Öyleyse, Ortadoğunun sınırlarının, birinci savaşın sınırlarının öncesine çekilmesi emperyalizm için kaçınılmazdır ve öyleyse vazgeçeceğini beklemek saflıktan ötedir; Türkiye’yi de bundan ayıramayız; masada da sahada da önümüzde duran “BOP”tur ve bunun, Türkiye açısından büyük ihtimali, küçülen bir Türkiye; küçük ihtimali ise, daha büyük, fakat daha zayıf bir iç birliğe sahip Türkiye olabilir!

BOP’un en önemli hedeflerinden biri, Avrupa’nın odak noktası olan İsrail’in çevresinde Arap olmayan bir çember oluşturmaktır; bu çemberin en önemli halkalarından biri olan Türkiye ise, artık bu önemini kaybetmiştir; önem kazanan, ABD emperyalizmin kırk yıldır güttüğü politikanın adı olan “Büyük Kürdistan”dır ve Türkiye’nin yerine ikame edilmektedir!

Bu, ABD emperyalizminin olduğu kadar, Türkiye’nin egemen sınıflarının istediğidir ve bir devlet politikasıdır!

Türkiye’nin, daha doğrusu egemen sınıfın, kendi ideolojisi olan Kemalizmden kurtulmak istemesi bu nedenledir!

Oysa Osmanlıyı reddetmesi eksikli olan Kemalizm, var olmayan bir ulusu icat etmek zorunda kalmış ve ümmetten bir millet çıkarmıştı; ancak artık görebiliyoruz ki, ümmetten çıkmış bir millet pek sorunludur!

Buna karşın, yine de Kemalist cumhuriyet seksen yılda kendi insanını önemli oranda yaratmıştır; sol olarak andığımız topluluk, bu cumhuriyetin verimidir; ne ki, Kemalizm, bu verime karşı mücadele ederek şekillendi; en sonu, ayaklarının altındaki toprağın eninde sonunda kayacağını gördü ve büyük bir korkuyla kendi öz evlatlarına saldırdı!

Bu saldırıyı tamamına erdirememiş olsa da, altından büyük bir karanlık çıkardığını biliyoruz ve buna İslamizasyon diyoruz ve ne “rastlantı” ki, “tarihin cilvesi” de diyebiliriz, kendi öz evlatlarına saldıran Kemalizm’in bu saldırısının altından çıkardığı karanlığa, Kürtler gönüllü olarak girdiler ve çıkmaya niyetleri olmadığı, aksine iktidarı paylaşma planları yaptıkları apaçık görülmektedir!

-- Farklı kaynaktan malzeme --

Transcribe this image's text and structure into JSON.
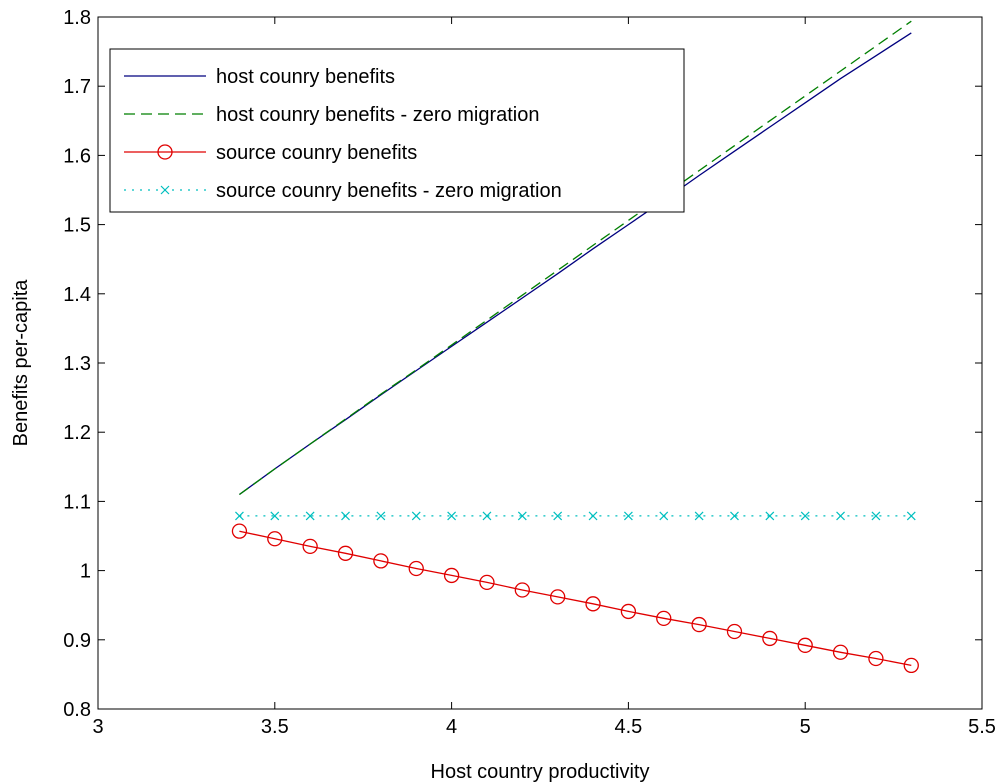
{
  "chart_data": {
    "type": "line",
    "xlabel": "Host country productivity",
    "ylabel": "Benefits per-capita",
    "xlim": [
      3,
      5.5
    ],
    "ylim": [
      0.8,
      1.8
    ],
    "xticks": [
      3,
      3.5,
      4,
      4.5,
      5,
      5.5
    ],
    "xtick_labels": [
      "3",
      "3.5",
      "4",
      "4.5",
      "5",
      "5.5"
    ],
    "yticks": [
      0.8,
      0.9,
      1.0,
      1.1,
      1.2,
      1.3,
      1.4,
      1.5,
      1.6,
      1.7,
      1.8
    ],
    "ytick_labels": [
      "0.8",
      "0.9",
      "1",
      "1.1",
      "1.2",
      "1.3",
      "1.4",
      "1.5",
      "1.6",
      "1.7",
      "1.8"
    ],
    "grid": false,
    "legend_position": "top-left",
    "x": [
      3.4,
      3.5,
      3.6,
      3.7,
      3.8,
      3.9,
      4.0,
      4.1,
      4.2,
      4.3,
      4.4,
      4.5,
      4.6,
      4.7,
      4.8,
      4.9,
      5.0,
      5.1,
      5.2,
      5.3
    ],
    "series": [
      {
        "name": "host counry benefits",
        "color": "#00007f",
        "style": "solid",
        "marker": "none",
        "values": [
          1.11,
          1.147,
          1.183,
          1.218,
          1.254,
          1.289,
          1.324,
          1.359,
          1.394,
          1.429,
          1.465,
          1.5,
          1.535,
          1.571,
          1.606,
          1.641,
          1.676,
          1.711,
          1.744,
          1.777
        ]
      },
      {
        "name": "host counry benefits - zero migration",
        "color": "#007f00",
        "style": "dashed",
        "marker": "none",
        "values": [
          1.11,
          1.147,
          1.183,
          1.219,
          1.255,
          1.29,
          1.326,
          1.362,
          1.398,
          1.434,
          1.47,
          1.506,
          1.542,
          1.578,
          1.614,
          1.65,
          1.686,
          1.722,
          1.758,
          1.794
        ]
      },
      {
        "name": "source counry benefits",
        "color": "#e00000",
        "style": "solid",
        "marker": "circle",
        "values": [
          1.057,
          1.046,
          1.035,
          1.025,
          1.014,
          1.003,
          0.993,
          0.983,
          0.972,
          0.962,
          0.952,
          0.941,
          0.931,
          0.922,
          0.912,
          0.902,
          0.892,
          0.882,
          0.873,
          0.863
        ]
      },
      {
        "name": "source counry benefits - zero migration",
        "color": "#00bfbf",
        "style": "dotted",
        "marker": "x",
        "values": [
          1.079,
          1.079,
          1.079,
          1.079,
          1.079,
          1.079,
          1.079,
          1.079,
          1.079,
          1.079,
          1.079,
          1.079,
          1.079,
          1.079,
          1.079,
          1.079,
          1.079,
          1.079,
          1.079,
          1.079
        ]
      }
    ]
  }
}
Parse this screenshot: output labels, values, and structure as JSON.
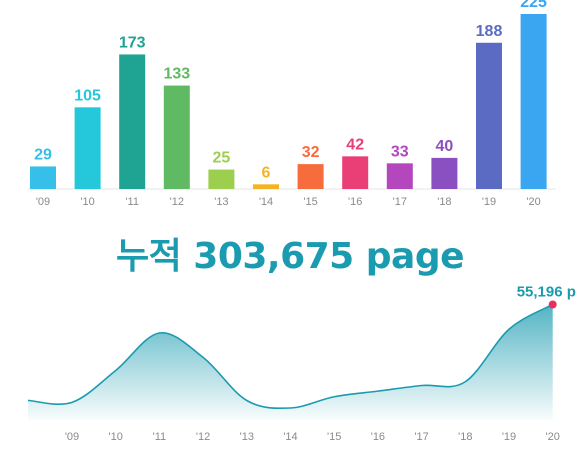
{
  "chart_data": [
    {
      "type": "bar",
      "categories": [
        "'09",
        "'10",
        "'11",
        "'12",
        "'13",
        "'14",
        "'15",
        "'16",
        "'17",
        "'18",
        "'19",
        "'20"
      ],
      "values": [
        29,
        105,
        173,
        133,
        25,
        6,
        32,
        42,
        33,
        40,
        188,
        225
      ],
      "colors": [
        "#35bfe9",
        "#25c8db",
        "#1fa392",
        "#5fba63",
        "#9ccf4e",
        "#f5b323",
        "#f76c3c",
        "#ea3f76",
        "#b446be",
        "#8a4fc0",
        "#5b6bc3",
        "#3aa6f2"
      ],
      "ylim": [
        0,
        225
      ],
      "grid": false
    },
    {
      "type": "area",
      "categories": [
        "'09",
        "'10",
        "'11",
        "'12",
        "'13",
        "'14",
        "'15",
        "'16",
        "'17",
        "'18",
        "'19",
        "'20"
      ],
      "values": [
        3000,
        20000,
        40000,
        27000,
        4000,
        0,
        6000,
        9000,
        12000,
        14000,
        42000,
        55196
      ],
      "end_label": "55,196 p",
      "color": "#1a9bb0",
      "marker_color": "#e8305c",
      "grid": false
    }
  ],
  "headline": {
    "prefix": "누적",
    "value": "303,675",
    "unit": "page"
  }
}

Demek ki hâlâ ideolojiye ihtiyacımız var ve solun, karanlıkla irtibatı olmayan, güçlü bir düşünceyi netlikle ortaya çıkarması kaçınılmazdır!

Yeter ki, solun içindeki bulanıklığı kovup, netliği egemen kılabilelim ki bunun bile ideolojiye ihtiyacı olduğunu görebilmek ve bilince çıkartabilmek için çok zeki olmaya gerek yoktur!

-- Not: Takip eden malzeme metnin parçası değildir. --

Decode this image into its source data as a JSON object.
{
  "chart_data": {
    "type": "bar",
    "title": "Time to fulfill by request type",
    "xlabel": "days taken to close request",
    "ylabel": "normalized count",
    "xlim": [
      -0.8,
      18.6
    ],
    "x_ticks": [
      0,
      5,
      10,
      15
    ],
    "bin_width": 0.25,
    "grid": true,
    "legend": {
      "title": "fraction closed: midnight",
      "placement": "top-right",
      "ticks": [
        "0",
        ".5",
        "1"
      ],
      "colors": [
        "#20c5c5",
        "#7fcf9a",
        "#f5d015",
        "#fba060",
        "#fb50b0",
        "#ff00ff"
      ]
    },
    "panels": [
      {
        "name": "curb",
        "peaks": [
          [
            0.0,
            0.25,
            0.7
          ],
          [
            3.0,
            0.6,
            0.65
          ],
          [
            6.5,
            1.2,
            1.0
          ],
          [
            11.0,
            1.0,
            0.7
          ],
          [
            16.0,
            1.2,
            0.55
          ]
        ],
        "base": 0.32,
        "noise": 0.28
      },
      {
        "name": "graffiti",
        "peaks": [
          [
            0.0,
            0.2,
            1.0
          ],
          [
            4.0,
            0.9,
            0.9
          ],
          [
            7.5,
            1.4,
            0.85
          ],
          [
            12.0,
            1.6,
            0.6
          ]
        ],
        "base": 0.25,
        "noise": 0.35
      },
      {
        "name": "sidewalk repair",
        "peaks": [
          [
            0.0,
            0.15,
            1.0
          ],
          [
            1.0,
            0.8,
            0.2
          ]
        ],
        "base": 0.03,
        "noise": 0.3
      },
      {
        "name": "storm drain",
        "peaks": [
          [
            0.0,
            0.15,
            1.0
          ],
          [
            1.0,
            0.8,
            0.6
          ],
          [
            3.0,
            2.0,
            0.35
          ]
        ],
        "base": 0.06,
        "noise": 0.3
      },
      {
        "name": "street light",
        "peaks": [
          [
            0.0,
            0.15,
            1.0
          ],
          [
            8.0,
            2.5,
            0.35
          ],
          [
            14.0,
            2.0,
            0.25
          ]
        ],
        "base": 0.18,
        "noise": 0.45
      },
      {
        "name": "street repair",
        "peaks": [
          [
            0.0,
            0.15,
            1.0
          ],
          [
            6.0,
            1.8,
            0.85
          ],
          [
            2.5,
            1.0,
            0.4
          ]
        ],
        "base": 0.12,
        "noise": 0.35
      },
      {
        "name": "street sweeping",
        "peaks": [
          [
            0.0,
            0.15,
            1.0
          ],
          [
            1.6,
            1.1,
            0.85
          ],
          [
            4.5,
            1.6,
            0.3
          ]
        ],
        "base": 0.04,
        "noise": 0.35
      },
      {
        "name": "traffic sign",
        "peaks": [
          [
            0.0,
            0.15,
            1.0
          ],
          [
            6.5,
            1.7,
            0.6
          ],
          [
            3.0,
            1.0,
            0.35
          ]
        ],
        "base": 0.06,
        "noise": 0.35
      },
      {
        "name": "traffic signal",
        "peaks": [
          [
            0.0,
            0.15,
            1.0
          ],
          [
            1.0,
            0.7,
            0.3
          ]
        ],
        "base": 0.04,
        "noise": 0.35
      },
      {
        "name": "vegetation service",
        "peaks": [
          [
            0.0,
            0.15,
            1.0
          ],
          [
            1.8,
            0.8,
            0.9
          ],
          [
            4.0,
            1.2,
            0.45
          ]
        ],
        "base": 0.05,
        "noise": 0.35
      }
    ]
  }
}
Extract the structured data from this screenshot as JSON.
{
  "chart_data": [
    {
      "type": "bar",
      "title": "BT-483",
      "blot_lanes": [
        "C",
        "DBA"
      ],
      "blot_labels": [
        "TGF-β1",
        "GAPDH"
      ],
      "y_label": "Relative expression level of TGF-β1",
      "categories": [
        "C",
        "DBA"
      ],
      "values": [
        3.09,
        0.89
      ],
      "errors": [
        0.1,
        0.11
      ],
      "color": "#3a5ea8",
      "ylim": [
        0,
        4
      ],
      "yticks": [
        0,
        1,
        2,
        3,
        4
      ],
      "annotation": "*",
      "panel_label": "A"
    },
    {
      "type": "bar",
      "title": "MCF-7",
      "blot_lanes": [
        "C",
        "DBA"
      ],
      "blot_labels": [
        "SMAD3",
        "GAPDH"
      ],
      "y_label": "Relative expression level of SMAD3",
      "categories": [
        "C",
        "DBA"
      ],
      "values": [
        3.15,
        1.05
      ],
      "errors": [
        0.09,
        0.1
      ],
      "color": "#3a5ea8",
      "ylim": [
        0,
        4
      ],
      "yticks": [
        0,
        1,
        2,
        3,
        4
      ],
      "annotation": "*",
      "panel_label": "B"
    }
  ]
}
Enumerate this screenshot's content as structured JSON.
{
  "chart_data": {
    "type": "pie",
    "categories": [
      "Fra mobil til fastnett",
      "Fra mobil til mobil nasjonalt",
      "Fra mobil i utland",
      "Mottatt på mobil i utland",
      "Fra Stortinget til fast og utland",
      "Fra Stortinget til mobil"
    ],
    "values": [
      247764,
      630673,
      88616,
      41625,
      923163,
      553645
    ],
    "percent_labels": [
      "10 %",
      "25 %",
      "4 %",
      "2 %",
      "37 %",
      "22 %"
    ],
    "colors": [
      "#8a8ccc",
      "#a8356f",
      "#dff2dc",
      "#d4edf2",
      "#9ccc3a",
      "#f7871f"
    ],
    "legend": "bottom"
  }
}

O halde özetin özeti niyetine altını çizerek tekrar etmeliyim ki, en büyük sorunumuz, hepsi tarihsel olarak zamanlarını tüketmiş kategoriler olan ne devlet, ne ümmet, ne ulus, ne de piyasa toplumudur; ideolojisiz kalmışlığımızdan nasıl kurtulacağımızdır en önemli sorumuz ve sorunumuz!

Ve ikisi de tarihsel birer kategori olan “ümmeti” başımıza koyup, “devleti” en büyük sorun yapmak, devletten çıkmak istememenin üstünü örtmek için değilse, ideolojisizliğin dışavurumundan başka bir şey değildir.

Saygıyla ve sevgiyle ve bu vesileyle asker postalı ve polis üniforması giymiş emekçi çocuklarının kayıpları ile analarının ve babalarının yüreklerine çöken acıyı yürekten hissettiğimi ve bu işte bir terslik olduğuna, bu işin Kürt siyasal hareketine bir getirisi olmadığına olan inancımı ifade ederek bitiriyorum!